I'm thinking of adding different groups of views for new type, then override urls logic to resolve the request paths to relevant views, such as :
if user is of new_type
resolve path to related_view_for_new_type
else
resolve as usual
As a straight forward example: logging in admin and normal user from the same login url, and if user is admin, run the relevant views for admin and return django admin display to her, if normal user, then run the normal view and return normal website view to her, without rewriting or changing the url they are requesting. (/index/ for example)
Is it possible to extend urls in Django in such way and if so how, or should i give up overloading the same request paths and add '/new_type/' to urls (http://mysite.com/new_type/path/)for new_type users?
Thanks
To start with, what does it mean to have different types of users? A very simple way to do this would be to store an attribute on a user. That way, given a user object, you could look at this extra attribute to determine whether the user is of a special type. Django has a standard mechanism for storing additional attributes like this, which you can read about here.

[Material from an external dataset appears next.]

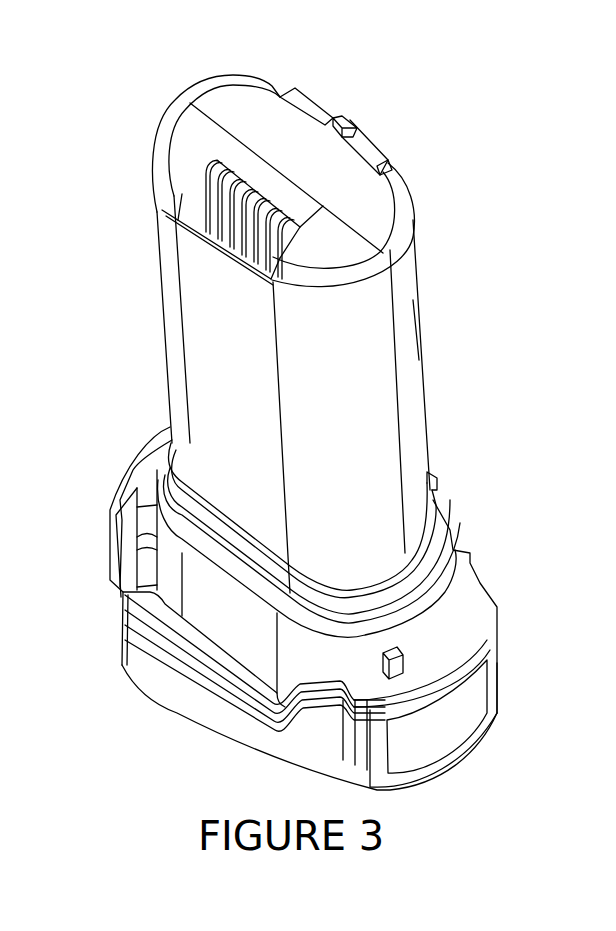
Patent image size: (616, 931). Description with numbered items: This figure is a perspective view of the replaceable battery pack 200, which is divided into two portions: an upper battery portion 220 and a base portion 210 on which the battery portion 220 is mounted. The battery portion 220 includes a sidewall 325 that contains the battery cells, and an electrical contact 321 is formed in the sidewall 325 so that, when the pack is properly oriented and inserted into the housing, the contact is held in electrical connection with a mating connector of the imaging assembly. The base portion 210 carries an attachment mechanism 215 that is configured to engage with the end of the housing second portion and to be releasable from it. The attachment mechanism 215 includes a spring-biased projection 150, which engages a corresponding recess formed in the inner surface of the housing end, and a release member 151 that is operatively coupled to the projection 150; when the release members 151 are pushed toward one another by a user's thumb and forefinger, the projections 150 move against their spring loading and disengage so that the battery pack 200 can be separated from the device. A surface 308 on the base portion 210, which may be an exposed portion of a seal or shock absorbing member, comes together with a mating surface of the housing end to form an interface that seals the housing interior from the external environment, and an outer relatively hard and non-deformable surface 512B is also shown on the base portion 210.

Once you have a way of determining user types, you can create a single decorator and apply it to any view that needs to behave in the way you've described. Decorators are a great way of applying extra conditions or behaviour to existing functions. The logic in the decorator gets to work before and/or after the existing function, so it can very easily accomplish something like displaying a different template based on a the user's type.

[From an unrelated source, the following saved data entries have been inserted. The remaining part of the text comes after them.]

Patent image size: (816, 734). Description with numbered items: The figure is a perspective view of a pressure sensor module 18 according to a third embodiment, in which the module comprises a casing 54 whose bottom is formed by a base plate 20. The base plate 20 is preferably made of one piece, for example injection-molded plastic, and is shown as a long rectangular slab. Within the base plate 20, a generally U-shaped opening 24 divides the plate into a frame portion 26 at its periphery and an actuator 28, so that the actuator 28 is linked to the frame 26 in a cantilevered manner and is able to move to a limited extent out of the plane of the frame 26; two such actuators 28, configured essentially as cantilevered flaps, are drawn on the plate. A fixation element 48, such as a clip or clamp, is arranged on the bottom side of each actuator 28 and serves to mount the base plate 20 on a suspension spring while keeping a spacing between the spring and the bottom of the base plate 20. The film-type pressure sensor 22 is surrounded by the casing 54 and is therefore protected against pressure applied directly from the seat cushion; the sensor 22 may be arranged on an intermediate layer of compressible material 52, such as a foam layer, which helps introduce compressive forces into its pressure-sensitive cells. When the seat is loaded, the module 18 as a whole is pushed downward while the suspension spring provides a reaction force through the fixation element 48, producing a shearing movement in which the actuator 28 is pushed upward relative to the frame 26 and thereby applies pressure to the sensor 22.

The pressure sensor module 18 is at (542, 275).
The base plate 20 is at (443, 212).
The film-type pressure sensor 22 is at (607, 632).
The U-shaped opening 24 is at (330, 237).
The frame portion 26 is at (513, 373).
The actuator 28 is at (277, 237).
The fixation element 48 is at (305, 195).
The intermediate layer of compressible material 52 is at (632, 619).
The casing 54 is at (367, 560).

Decorator functions look very odd when you first encounter them, but read it carefully and you'll soon get it. The decorator is a function itself, and you give it the function you want to decorate. It gives you back a new function, which is your old function wrapped with the extra logic.
I've written some untested example code below.
def template_based_on_user_type(special_template, ordinary_template):
def decorator(your_view_function):
def inner_decorator(request, *args, **kwargs):
# this is the logic that checks the user type before
# every invocation of this view:
if request.user.type == 'special_type':
template = special_template
else:
template = ordinary_template
# this is the invocation of the view function, with
# a custom template selected:
return your_view_function(request, template)
return inner_decorator
return decorator
#template_based_on_user_type('my-special-template.html', 'ordinary-template.html')
def my_view_function(request, template='default.html'):
# Do what you need to do here
render_to_response(template, data, RequestContext(request)
The syntax for applying a decorator is the "#" symbole, followed by the decorator function. The decorator is customized with the template names specified.
I solved this problem using decorator in urls.py:
def dispatch_by_user(staff_view, external_user_view):
def get_view(request, **kwargs):
if (is_staff_user(request.user)):
return staff_view(request, **kwargs)
else:
return external_user_view(request, **kwargs)
return login_required(get_view)
def is_staff_user(user):
return user.groups.filter(name="privileged-group").exists()
So patterns set as following:
urlpatterns = [
url(r'^$',
dispatch_by_user(
views.StaffHomeView.as_view(),
views.ExternalUserClientView.as_view()),
name='index'),
# ...
]
RTFM as usual :)
Here's the link to a possible solution :
method_splitter # http://www.djangobook.com/en/2.0/chapter08/
new_type related views' names will be derived from the originals by adding new_type_ to beginning of the name, such as index-> new_type_index
then i'll determine the view to return by simply checking the request.user.is_new_type attribute. ugly, but better than modifying gazillions of views.